A maintenance worker stands above an open manhole, peering down into the dark confined space below. Even using his flashlight he cannot see the bottom of the pit, so he has no way of knowing if it is dry or if there is water in the bottom. More importantly, he does not see the unforeseen gas hazards that may be lurking below. He slowly lowers a sampling tube connected to a gas monitor into the area to detect if any hidden dangers await.

At the same time, 200 miles away, a maintenance worker is walking through a chemical refinery, inspecting pipes and valves for leaks. Many of the joints and valves that are being inspected are 10-15 feet high, requiring the worker to use a sampling probe to search for the leaks.

Detecting unforeseen hazards

Workers in a variety of industries face similar situations daily. What do these scenarios have in common? Both require gas monitoring instrumentation, and both require a sampling pump to pull the air sample from the spaces around the worker, valves or fittings and deliver it to a gas monitoring device. Detecting unforeseen hazards in vaults, vessels and pits as well as inspecting lines, valves and joints for leaks is common practice in many industries today.

Remote sampling can be accomplished in various ways. A sample-draw method should be used to pull the sample from the area and deliver it to the instrument for accurate reading of the remote space. Today there are a number of instruments on the market that incorporate a pump in the instrument, or external pumps can be attached to the instrument. When using either type of gas monitoring device, there are several guidelines that should be followed.

1) Testing

As a basic safety rule, gas monitors should be tested prior to each day’s use. This simple test is commonly referred to as a bump test or function test. It consists of exposing the instrument to known concentrations of test gas and verifying that the sensors respond to gas and that the alarms are working properly.

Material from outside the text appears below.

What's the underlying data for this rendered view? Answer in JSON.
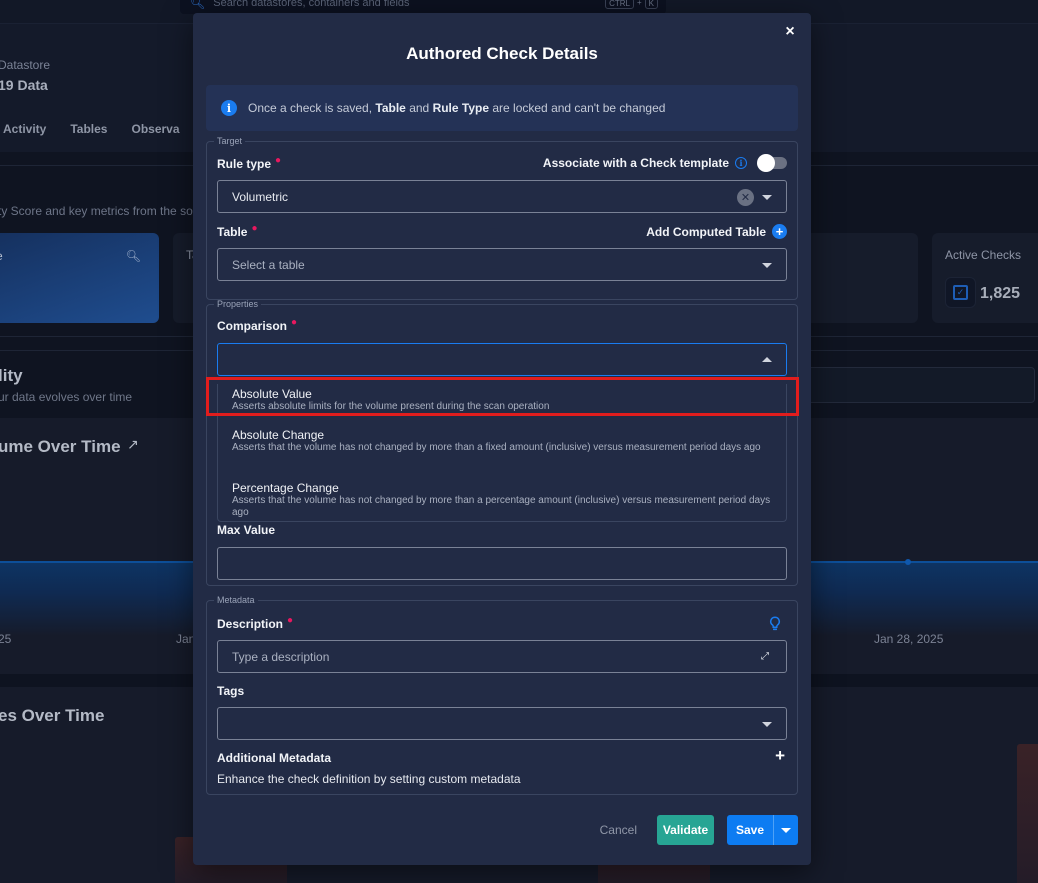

When using sampling pumps, particularly those that are external to the instrument, a step is sometimes overlooked. Daily testing of the instrument should be performed in the manner in which it is being used. If an external pump is going to be used in conjunction with the instrument, then the bump/functional test should be performed using the pump. This ensures that the pump is delivering the gas sample to the sensors appropriately, and the sensors are responding properly.

Another test that is frequently overlooked is to actually test the pump to make sure it is working properly. Most pumps and instruments today contain a method of detecting if there is a blockage in the sampling lines. If the gas sample cannot make it to the sensors due to pinched tubing or blocked filters, the instrument will not see gas. If there is a block in the delivery system, the instrument should notify the end-user with some type of alarm indication. This test is simply done by blocking the inlet to the pump and then ensuring that the instrument alerts the user of the blocked pump condition.

2) Maintenance

The biggest threats and enemies of any sampling pump are dust, dirt and water. These environmental elements can impact the performance of the pump and/or damage the pump. To combat this, many pumps contain either internal filters, external filters or a combination of both. These filters keep the dust, dirt and water from being drawn into the pump and delivered to the sensors. If dust, dirt or water reach the sensors, the instrument’s performance can be jeopardized.

These filters should be checked and replaced regularly to ensure they are not clogged or damaged. When drawing samples from pits, an external filter on the end of the sampling line should be used. This will keep water out of the end of the line if it is dropped into a liquid.

3) Patience

When sampling with pumps, users must have patience. The pump is being used to draw the sample a distance before reaching the sensors, and this takes time. The amount of time is directly proportional to the length of tubing or the length of the probe being used.

A good rule to follow is to allow two seconds per foot of tubing used. This allows ample time for the sample to be delivered to the sensors. Another good practice is to allow the instrument to draw a sample for two minutes from each location. Gases tend to stratify in confined areas. Heavier gases sink to the bottom (such as hydrogen sulfide), and lighter gases will elevate towards the top (methane). Taking measurements in each of these locations for two minutes is a good practice to ensure worker safety.

4) Integrity

The integrity of the sampling lines or probes being used should be tested and inspected for leaks or kinks. Leaks in the sampling system can dilute gas samples and give false readings to the end-user.

Testing the integrity of the system is done by simply blocking the end of the sampling line or probe to see if the pump recognizes the blockage by going into alarm. If it does not, then there is a possible leak in the tubing or probe. Visual inspection should be performed on the sampling equipment to see if there are any bad seals, fittings or punctures in the line.

5) Absorption

Certain types of tubing, such as Tygon®, absorb certain toxic gases (such as chlorine or ammonia). When sampling toxic gases, make sure the gas being sampled will not be absorbed by the tubing. Urethane and Teflon®-lined tubing are good alternatives to Tygon® because they do not absorb gases.

Knowing and understanding the proper use, limitations and maintenance of sampling pumps will ensure worker safety, proper leak detection and accurate process measurements in the field.